Investor’ sentiment have been impressive across the country’s financial markets due to policies implemented by President Bola Tinubu.
The equities market has been on a rollercoaster, gaining 40.30 per cent year-to-date (UTD) return.
Almost all the growth had come from just two types of fund: US dollar funds and Money Market funds.
The growth of Money Market funds is significant because they form the largest portion of the industry’s (39 per cent of total assets under management) and compete directly with Naira bank deposits for customers’ money.
Reacting to the development, analysts said if people are switching from bank deposits to money market funds for their savings, that was a good sign for the fund management industry and a good sign for savers, because money market funds tend to yield more than bank deposits.
Analysts at Coronation Research, said the growth in Money Market funds was attributable to poor interest rates on bank deposits (particularly in evidence at the beginning of this year); recent rises in market interest rates that increase investors’ returns; the success of fund management companies in making people aware of mutual funds.
“We were surprised to find that the value of Fixed Income mutual funds has fallen this year.
Only a part of this fall is attributable to the use of mark-to-market accounting (which only some funds use for their published data and which records price losses on bonds when interest rates go up).
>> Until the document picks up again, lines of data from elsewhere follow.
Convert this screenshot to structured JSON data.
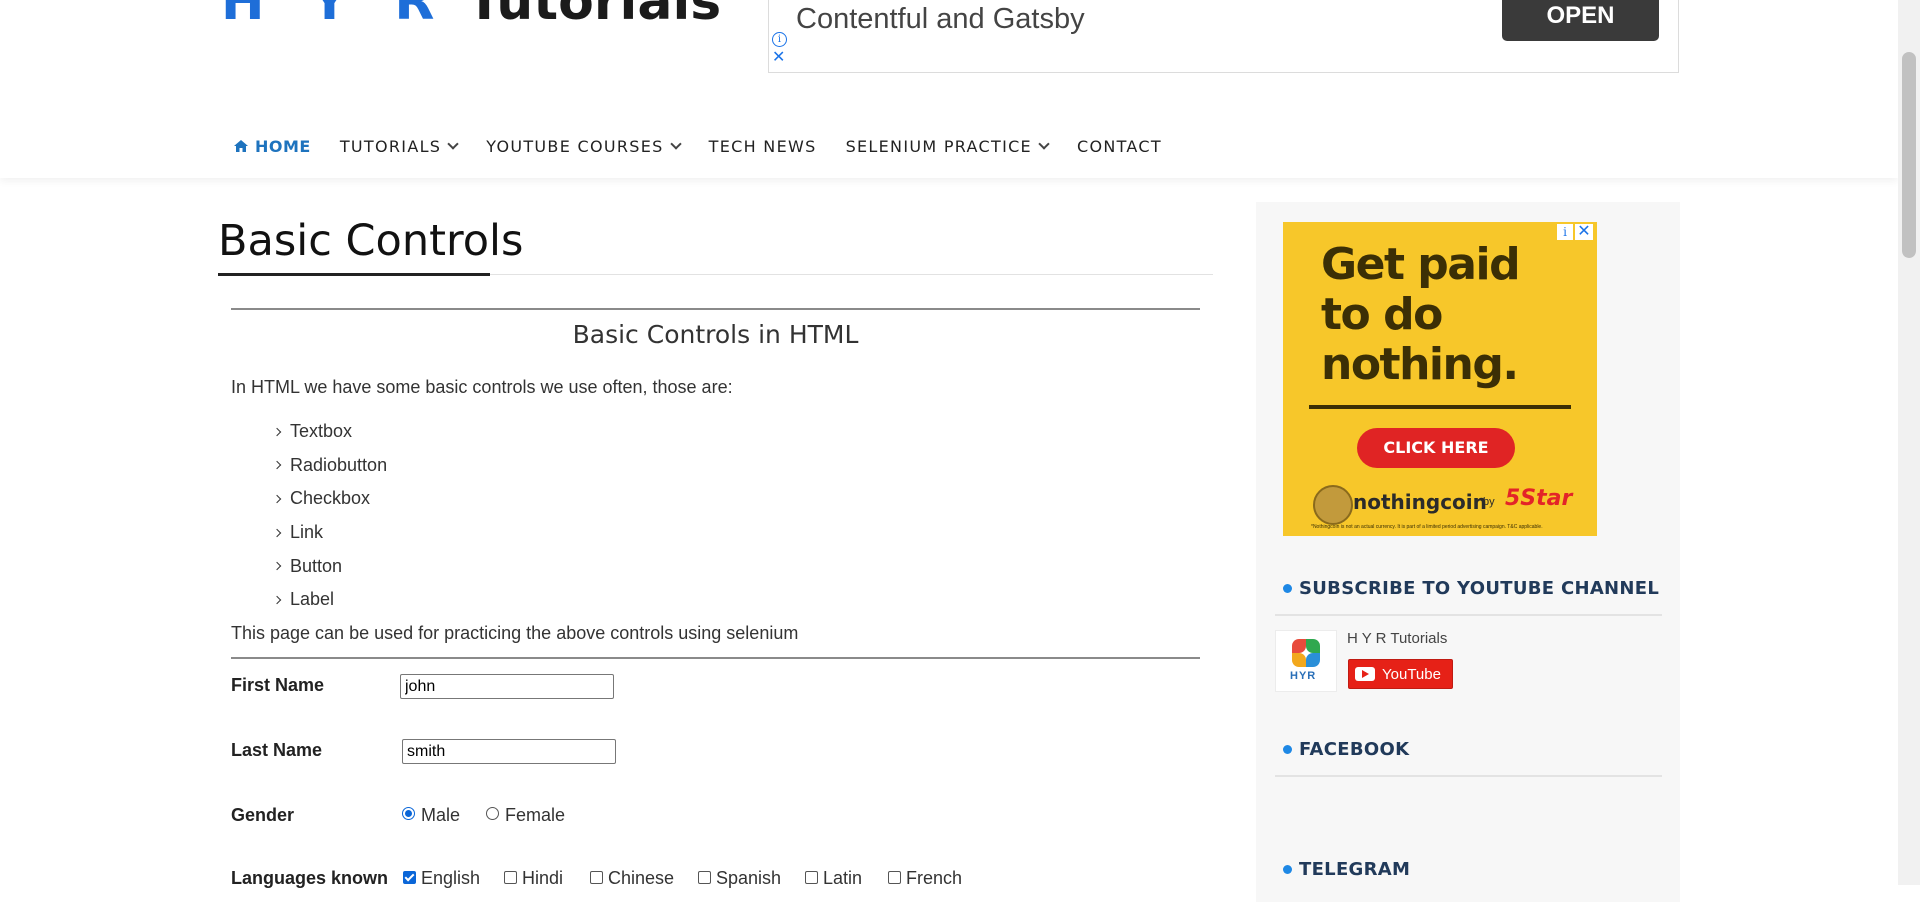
{
  "site": {
    "logo_hyr": "H Y R",
    "logo_tutorials": "Tutorials"
  },
  "top_ad": {
    "title": "Contentful and Gatsby",
    "button": "OPEN"
  },
  "nav": {
    "home": "HOME",
    "tutorials": "TUTORIALS",
    "youtube_courses": "YOUTUBE COURSES",
    "tech_news": "TECH NEWS",
    "selenium_practice": "SELENIUM PRACTICE",
    "contact": "CONTACT"
  },
  "main": {
    "page_title": "Basic Controls",
    "section_title": "Basic Controls in HTML",
    "intro": "In HTML we have some basic controls we use often, those are:",
    "controls": [
      "Textbox",
      "Radiobutton",
      "Checkbox",
      "Link",
      "Button",
      "Label"
    ],
    "practice_note": "This page can be used for practicing the above controls using selenium"
  },
  "form": {
    "first_name_label": "First Name",
    "first_name_value": "john",
    "last_name_label": "Last Name",
    "last_name_value": "smith",
    "gender_label": "Gender",
    "gender_male": "Male",
    "gender_female": "Female",
    "gender_selected": "Male",
    "languages_label": "Languages known",
    "languages": [
      {
        "name": "English",
        "checked": true
      },
      {
        "name": "Hindi",
        "checked": false
      },
      {
        "name": "Chinese",
        "checked": false
      },
      {
        "name": "Spanish",
        "checked": false
      },
      {
        "name": "Latin",
        "checked": false
      },
      {
        "name": "French",
        "checked": false
      }
    ]
  },
  "sidebar": {
    "ad": {
      "headline": "Get paid to do nothing.",
      "cta": "CLICK HERE",
      "brand": "nothingcoin",
      "by": "by",
      "partner": "5Star",
      "fine_print": "*Nothingcoin is not an actual currency. It is part of a limited period advertising campaign. T&C applicable."
    },
    "subscribe_title": "SUBSCRIBE TO YOUTUBE CHANNEL",
    "channel_name": "H Y R Tutorials",
    "channel_logo_text": "HYR",
    "youtube_button": "YouTube",
    "facebook_title": "FACEBOOK",
    "telegram_title": "TELEGRAM"
  },
  "colors": {
    "accent": "#1e73be",
    "ad_yellow": "#f7c72a",
    "youtube_red": "#e62117",
    "radio_blue": "#0a66d8"
  }
}
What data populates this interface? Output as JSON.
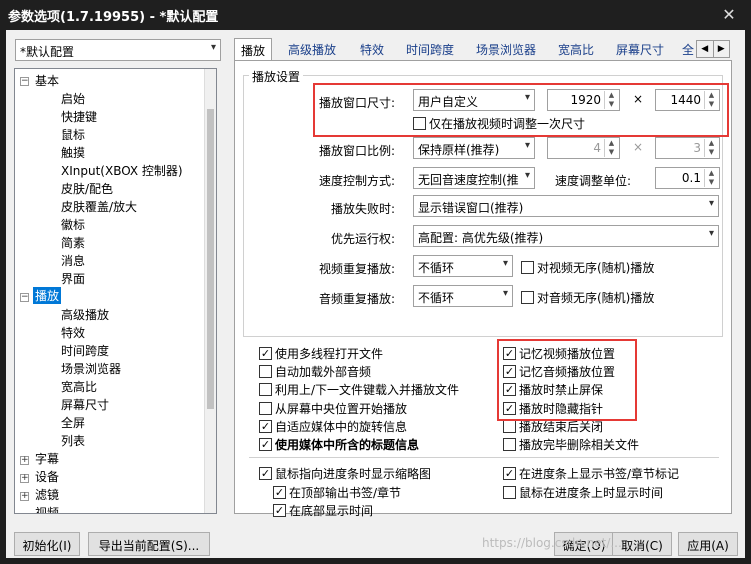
{
  "window": {
    "title": "参数选项(1.7.19955) - *默认配置"
  },
  "profile_combo": "*默认配置",
  "tabs": [
    "播放",
    "高级播放",
    "特效",
    "时间跨度",
    "场景浏览器",
    "宽高比",
    "屏幕尺寸",
    "全"
  ],
  "tree": {
    "basic": {
      "label": "基本",
      "children": [
        "启始",
        "快捷键",
        "鼠标",
        "触摸",
        "XInput(XBOX 控制器)",
        "皮肤/配色",
        "皮肤覆盖/放大",
        "徽标",
        "简素",
        "消息",
        "界面"
      ]
    },
    "play": {
      "label": "播放",
      "children": [
        "高级播放",
        "特效",
        "时间跨度",
        "场景浏览器",
        "宽高比",
        "屏幕尺寸",
        "全屏",
        "列表"
      ]
    },
    "others": [
      "字幕",
      "设备",
      "滤镜",
      "视频"
    ]
  },
  "group_title": "播放设置",
  "settings": {
    "window_size": {
      "label": "播放窗口尺寸:",
      "value": "用户自定义",
      "width": "1920",
      "height": "1440",
      "times": "×"
    },
    "adjust_once": "仅在播放视频时调整一次尺寸",
    "ratio": {
      "label": "播放窗口比例:",
      "value": "保持原样(推荐)",
      "w": "4",
      "h": "3",
      "times": "×"
    },
    "speed": {
      "label": "速度控制方式:",
      "value": "无回音速度控制(推",
      "unit_label": "速度调整单位:",
      "unit_value": "0.1"
    },
    "fail": {
      "label": "播放失败时:",
      "value": "显示错误窗口(推荐)"
    },
    "priority": {
      "label": "优先运行权:",
      "value": "高配置: 高优先级(推荐)"
    },
    "video_repeat": {
      "label": "视频重复播放:",
      "value": "不循环",
      "random": "对视频无序(随机)播放"
    },
    "audio_repeat": {
      "label": "音频重复播放:",
      "value": "不循环",
      "random": "对音频无序(随机)播放"
    }
  },
  "options_left": [
    {
      "label": "使用多线程打开文件",
      "checked": "✓"
    },
    {
      "label": "自动加载外部音频",
      "checked": ""
    },
    {
      "label": "利用上/下一文件键载入并播放文件",
      "checked": ""
    },
    {
      "label": "从屏幕中央位置开始播放",
      "checked": ""
    },
    {
      "label": "自适应媒体中的旋转信息",
      "checked": "✓"
    },
    {
      "label": "使用媒体中所含的标题信息",
      "checked": "✓"
    }
  ],
  "options_right": [
    {
      "label": "记忆视频播放位置",
      "checked": "✓"
    },
    {
      "label": "记忆音频播放位置",
      "checked": "✓"
    },
    {
      "label": "播放时禁止屏保",
      "checked": "✓"
    },
    {
      "label": "播放时隐藏指针",
      "checked": "✓"
    },
    {
      "label": "播放结束后关闭",
      "checked": ""
    },
    {
      "label": "播放完毕删除相关文件",
      "checked": ""
    }
  ],
  "thumb": {
    "main": "鼠标指向进度条时显示缩略图",
    "top": "在顶部输出书签/章节",
    "bottom": "在底部显示时间",
    "bookmark": "在进度条上显示书签/章节标记",
    "time": "鼠标在进度条上时显示时间"
  },
  "buttons": {
    "init": "初始化(I)",
    "export": "导出当前配置(S)...",
    "ok": "确定(O)",
    "cancel": "取消(C)",
    "apply": "应用(A)"
  },
  "watermark": "https://blog.csdn.net/..."
}
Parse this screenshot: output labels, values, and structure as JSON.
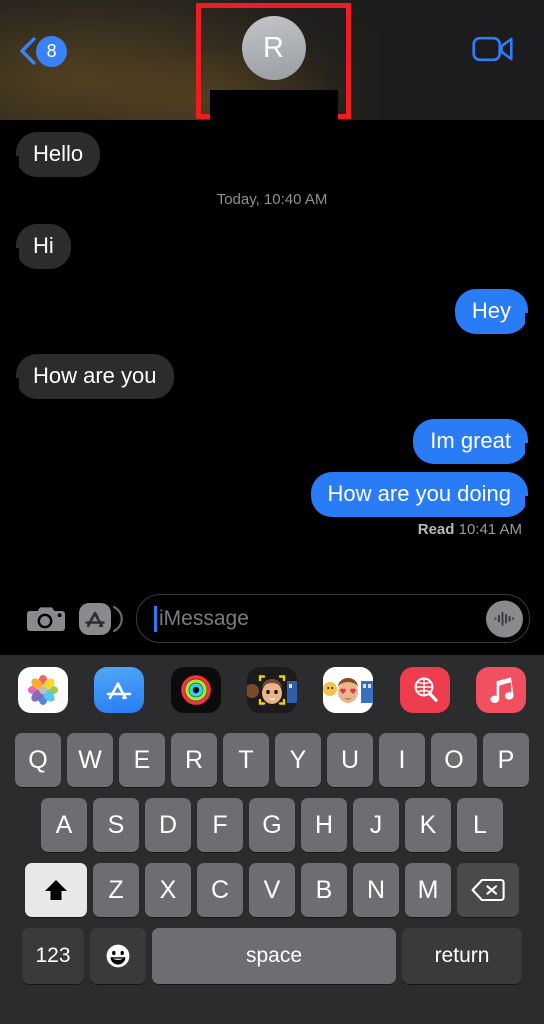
{
  "header": {
    "back_badge_count": "8",
    "back_icon": "chevron-left-icon",
    "contact_initial": "R",
    "contact_name": "",
    "facetime_icon": "video-camera-icon",
    "annotation_color": "#ee1d24"
  },
  "conversation": {
    "timestamp_divider": "Today, 10:40 AM",
    "messages": [
      {
        "text": "Hello",
        "side": "received"
      },
      {
        "text": "Hi",
        "side": "received"
      },
      {
        "text": "Hey",
        "side": "sent"
      },
      {
        "text": "How are you",
        "side": "received"
      },
      {
        "text": "Im great",
        "side": "sent"
      },
      {
        "text": "How are you doing",
        "side": "sent"
      }
    ],
    "read_receipt": {
      "label": "Read",
      "time": "10:41 AM"
    },
    "bubble_colors": {
      "received": "#2c2c2e",
      "sent": "#2a7bf6"
    }
  },
  "input_bar": {
    "camera_icon": "camera-icon",
    "appstore_icon": "app-store-icon",
    "placeholder": "iMessage",
    "value": "",
    "audio_icon": "audio-waveform-icon"
  },
  "app_drawer": {
    "apps": [
      {
        "name": "photos-app-icon",
        "label": "Photos"
      },
      {
        "name": "app-store-app-icon",
        "label": "App Store"
      },
      {
        "name": "activity-app-icon",
        "label": "Activity"
      },
      {
        "name": "memoji-app-icon",
        "label": "Memoji"
      },
      {
        "name": "stickers-app-icon",
        "label": "Stickers"
      },
      {
        "name": "images-app-icon",
        "label": "#images"
      },
      {
        "name": "music-app-icon",
        "label": "Music"
      }
    ]
  },
  "keyboard": {
    "row1": [
      "Q",
      "W",
      "E",
      "R",
      "T",
      "Y",
      "U",
      "I",
      "O",
      "P"
    ],
    "row2": [
      "A",
      "S",
      "D",
      "F",
      "G",
      "H",
      "J",
      "K",
      "L"
    ],
    "row3": [
      "Z",
      "X",
      "C",
      "V",
      "B",
      "N",
      "M"
    ],
    "shift_icon": "shift-up-arrow-icon",
    "backspace_icon": "backspace-delete-icon",
    "numbers_key": "123",
    "emoji_key_icon": "smiley-face-icon",
    "space_key": "space",
    "return_key": "return"
  }
}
Perhaps it is the very unevenness of Fixed Income fund reporting – some funds report average yields while others report mark-to-market positions – that puts people off”, they said.
The growth in US dollar funds can be attributed partly to the effects of exchange rates, because the size of US dollar funds are recorded in Naira equivalents and the Naira declined from N460.82/$1 to N790.82/$1 between January 1st and December 1st.
=That 72 per cent move in the exchange rate expanded the Naira value of US dollar funds, but there was underlying growth of 32 per cent to bring the growth rate over 11 months to 126 per cent.
The industry has now recorded two successive years of real-term growth after the fall in 2021, when low market interest rates drove savers away from Money Market funds.
“Given recent rises in market interest rates, the prospects for further growth in 2024 look good”, they concluded.